I’d heard an aircraft to the south earlier in the week, approaching Whitefish, it seemed, flying low and out of sight. I’d tried to zero in on it with my binoculars from the hill to the south of my refuge, but was never able to get a visual on it. Would the aircraft Marco had seen bothered to travel this far north, spreading leaflets to the wind in some effort reminiscent of psy-ops actions from wars past? Psychological operations, in this place and time, not to convince an enemy to surrender, but to herd a populace toward...

Toward what?

Then, another question rose—who was actually doing the herding?

Was it realistic to assume that some entity of the government still existed in a functioning capacity?  I looked at the flyer again. It could have been printed by anyone with enough sense to paste a FEMA logo on it.

“Are you sure this is a good idea?” I asked Marco.

“I’m out of options, Eric. Everything is gone. Food, medicine, everything. The stores have been stripped since the first week. Hell, since the first days after...” His gaze dipped away again, that sense of failure gripping him. “That’s why I’m here.” He made himself look up, a light sheen spread across his eyes now. “I need food. Enough to get us down south.”

Like most people, Marco had trusted that the government he’d paid for would be there in times like these.
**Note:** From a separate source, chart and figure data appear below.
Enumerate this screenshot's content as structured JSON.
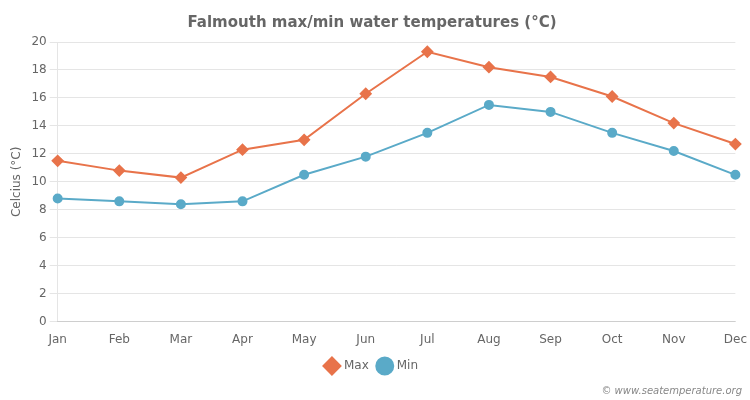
{
  "chart_data": {
    "type": "line",
    "title": "Falmouth max/min water temperatures (°C)",
    "ylabel": "Celcius (°C)",
    "categories": [
      "Jan",
      "Feb",
      "Mar",
      "Apr",
      "May",
      "Jun",
      "Jul",
      "Aug",
      "Sep",
      "Oct",
      "Nov",
      "Dec"
    ],
    "series": [
      {
        "name": "Max",
        "color": "#e8734a",
        "marker": "diamond",
        "values": [
          11.5,
          10.8,
          10.3,
          12.3,
          13.0,
          16.3,
          19.3,
          18.2,
          17.5,
          16.1,
          14.2,
          12.7
        ]
      },
      {
        "name": "Min",
        "color": "#5aaac8",
        "marker": "circle",
        "values": [
          8.8,
          8.6,
          8.4,
          8.6,
          10.5,
          11.8,
          13.5,
          15.5,
          15.0,
          13.5,
          12.2,
          10.5
        ]
      }
    ],
    "ylim": [
      0,
      20
    ],
    "yticks": [
      0,
      2,
      4,
      6,
      8,
      10,
      12,
      14,
      16,
      18,
      20
    ],
    "grid": true,
    "legend": "bottom",
    "annotations": [
      "© www.seatemperature.org"
    ]
  }
}
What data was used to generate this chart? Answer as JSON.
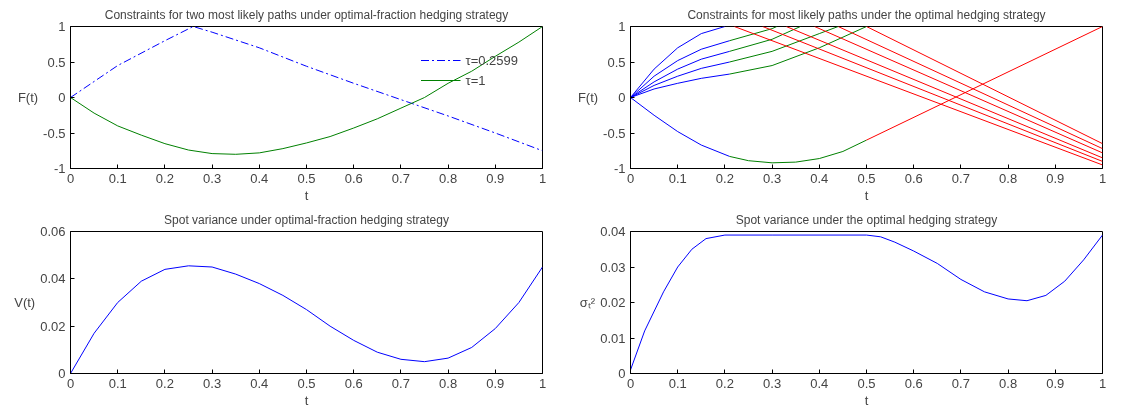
{
  "chart_data": [
    {
      "type": "line",
      "title": "Constraints for two most likely paths under optimal-fraction hedging strategy",
      "xlabel": "t",
      "ylabel": "F(t)",
      "xlim": [
        0,
        1
      ],
      "ylim": [
        -1,
        1
      ],
      "xticks": [
        0,
        0.1,
        0.2,
        0.3,
        0.4,
        0.5,
        0.6,
        0.7,
        0.8,
        0.9,
        1
      ],
      "yticks": [
        -1,
        -0.5,
        0,
        0.5,
        1
      ],
      "grid": false,
      "legend": "top right",
      "series": [
        {
          "name": "τ=0.2599",
          "color": "#0000ff",
          "line_style": "dashed",
          "x": [
            0,
            0.1,
            0.2,
            0.26,
            0.3,
            0.4,
            0.5,
            0.6,
            0.7,
            0.8,
            0.9,
            1
          ],
          "values": [
            0,
            0.45,
            0.8,
            1.0,
            0.92,
            0.7,
            0.44,
            0.2,
            -0.03,
            -0.26,
            -0.5,
            -0.75
          ]
        },
        {
          "name": "τ=1",
          "color": "#008000",
          "line_style": "solid",
          "x": [
            0,
            0.05,
            0.1,
            0.15,
            0.2,
            0.25,
            0.3,
            0.35,
            0.4,
            0.45,
            0.5,
            0.55,
            0.6,
            0.65,
            0.7,
            0.75,
            0.8,
            0.85,
            0.9,
            0.95,
            1
          ],
          "values": [
            0,
            -0.22,
            -0.4,
            -0.53,
            -0.65,
            -0.74,
            -0.79,
            -0.8,
            -0.78,
            -0.72,
            -0.64,
            -0.55,
            -0.43,
            -0.3,
            -0.15,
            0.0,
            0.2,
            0.37,
            0.58,
            0.78,
            1.0
          ]
        }
      ]
    },
    {
      "type": "line",
      "title": "Constraints for most likely paths under the optimal hedging strategy",
      "xlabel": "t",
      "ylabel": "F(t)",
      "xlim": [
        0,
        1
      ],
      "ylim": [
        -1,
        1
      ],
      "xticks": [
        0,
        0.1,
        0.2,
        0.3,
        0.4,
        0.5,
        0.6,
        0.7,
        0.8,
        0.9,
        1
      ],
      "yticks": [
        -1,
        -0.5,
        0,
        0.5,
        1
      ],
      "grid": false,
      "series": [
        {
          "color": "#0000ff",
          "x": [
            0,
            0.05,
            0.1,
            0.15,
            0.21
          ],
          "values": [
            0,
            -0.25,
            -0.48,
            -0.67,
            -0.83
          ]
        },
        {
          "color": "#008000",
          "x": [
            0.21,
            0.25,
            0.3,
            0.35,
            0.4,
            0.45,
            0.5
          ],
          "values": [
            -0.83,
            -0.89,
            -0.92,
            -0.91,
            -0.86,
            -0.76,
            -0.6
          ]
        },
        {
          "color": "#ff0000",
          "x": [
            0.5,
            1
          ],
          "values": [
            -0.6,
            1
          ]
        },
        {
          "color": "#0000ff",
          "x": [
            0,
            0.05,
            0.1,
            0.15,
            0.21
          ],
          "values": [
            0,
            0.12,
            0.2,
            0.27,
            0.33
          ]
        },
        {
          "color": "#0000ff",
          "x": [
            0,
            0.05,
            0.1,
            0.15,
            0.21
          ],
          "values": [
            0,
            0.17,
            0.3,
            0.41,
            0.5
          ]
        },
        {
          "color": "#0000ff",
          "x": [
            0,
            0.05,
            0.1,
            0.15,
            0.21
          ],
          "values": [
            0,
            0.22,
            0.4,
            0.54,
            0.65
          ]
        },
        {
          "color": "#0000ff",
          "x": [
            0,
            0.05,
            0.1,
            0.15,
            0.21
          ],
          "values": [
            0,
            0.3,
            0.52,
            0.68,
            0.8
          ]
        },
        {
          "color": "#0000ff",
          "x": [
            0,
            0.05,
            0.1,
            0.15,
            0.2
          ],
          "values": [
            0,
            0.4,
            0.7,
            0.9,
            1.0
          ]
        },
        {
          "color": "#008000",
          "x": [
            0.21,
            0.3,
            0.4,
            0.5
          ],
          "values": [
            0.33,
            0.45,
            0.7,
            1.0
          ]
        },
        {
          "color": "#008000",
          "x": [
            0.21,
            0.3,
            0.4,
            0.44
          ],
          "values": [
            0.5,
            0.65,
            0.9,
            1.0
          ]
        },
        {
          "color": "#008000",
          "x": [
            0.21,
            0.3,
            0.36
          ],
          "values": [
            0.65,
            0.82,
            1.0
          ]
        },
        {
          "color": "#008000",
          "x": [
            0.21,
            0.3,
            0.31
          ],
          "values": [
            0.8,
            0.97,
            1.0
          ]
        },
        {
          "color": "#ff0000",
          "x": [
            0.22,
            1
          ],
          "values": [
            1,
            -0.95
          ]
        },
        {
          "color": "#ff0000",
          "x": [
            0.28,
            1
          ],
          "values": [
            1,
            -0.9
          ]
        },
        {
          "color": "#ff0000",
          "x": [
            0.33,
            1
          ],
          "values": [
            1,
            -0.85
          ]
        },
        {
          "color": "#ff0000",
          "x": [
            0.39,
            1
          ],
          "values": [
            1,
            -0.78
          ]
        },
        {
          "color": "#ff0000",
          "x": [
            0.44,
            1
          ],
          "values": [
            1,
            -0.72
          ]
        },
        {
          "color": "#ff0000",
          "x": [
            0.5,
            1
          ],
          "values": [
            1,
            -0.65
          ]
        }
      ]
    },
    {
      "type": "line",
      "title": "Spot variance under optimal-fraction hedging strategy",
      "xlabel": "t",
      "ylabel": "V(t)",
      "xlim": [
        0,
        1
      ],
      "ylim": [
        0,
        0.06
      ],
      "xticks": [
        0,
        0.1,
        0.2,
        0.3,
        0.4,
        0.5,
        0.6,
        0.7,
        0.8,
        0.9,
        1
      ],
      "yticks": [
        0,
        0.02,
        0.04,
        0.06
      ],
      "grid": false,
      "series": [
        {
          "color": "#0000ff",
          "x": [
            0,
            0.05,
            0.1,
            0.15,
            0.2,
            0.25,
            0.3,
            0.35,
            0.4,
            0.45,
            0.5,
            0.55,
            0.6,
            0.65,
            0.7,
            0.75,
            0.8,
            0.85,
            0.9,
            0.95,
            1
          ],
          "values": [
            0,
            0.017,
            0.03,
            0.039,
            0.044,
            0.0455,
            0.045,
            0.042,
            0.038,
            0.033,
            0.027,
            0.02,
            0.014,
            0.009,
            0.006,
            0.005,
            0.0065,
            0.011,
            0.019,
            0.03,
            0.045
          ]
        }
      ]
    },
    {
      "type": "line",
      "title": "Spot variance under the optimal hedging strategy",
      "xlabel": "t",
      "ylabel": "σₜ²",
      "xlim": [
        0,
        1
      ],
      "ylim": [
        0,
        0.04
      ],
      "xticks": [
        0,
        0.1,
        0.2,
        0.3,
        0.4,
        0.5,
        0.6,
        0.7,
        0.8,
        0.9,
        1
      ],
      "yticks": [
        0,
        0.01,
        0.02,
        0.03,
        0.04
      ],
      "grid": false,
      "series": [
        {
          "color": "#0000ff",
          "x": [
            0,
            0.03,
            0.07,
            0.1,
            0.13,
            0.16,
            0.2,
            0.3,
            0.5,
            0.53,
            0.56,
            0.6,
            0.65,
            0.7,
            0.75,
            0.8,
            0.84,
            0.88,
            0.92,
            0.96,
            1
          ],
          "values": [
            0.001,
            0.012,
            0.023,
            0.03,
            0.035,
            0.038,
            0.039,
            0.039,
            0.039,
            0.0385,
            0.037,
            0.0345,
            0.031,
            0.0265,
            0.023,
            0.021,
            0.0205,
            0.022,
            0.026,
            0.032,
            0.039
          ]
        }
      ]
    }
  ]
}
When a crisis arose to threaten the wellbeing of its citizens. He was learning how thin an implied covenant that had been.

“How long do you think it will take you to make it to Arizona?”

Marco thought for a moment, seemingly glad to focus on something beyond the helplessness he felt. “If the roads aren’t too bad, three days. Maybe four. I had to stop a few times on the way up here to push some wrecks clear.”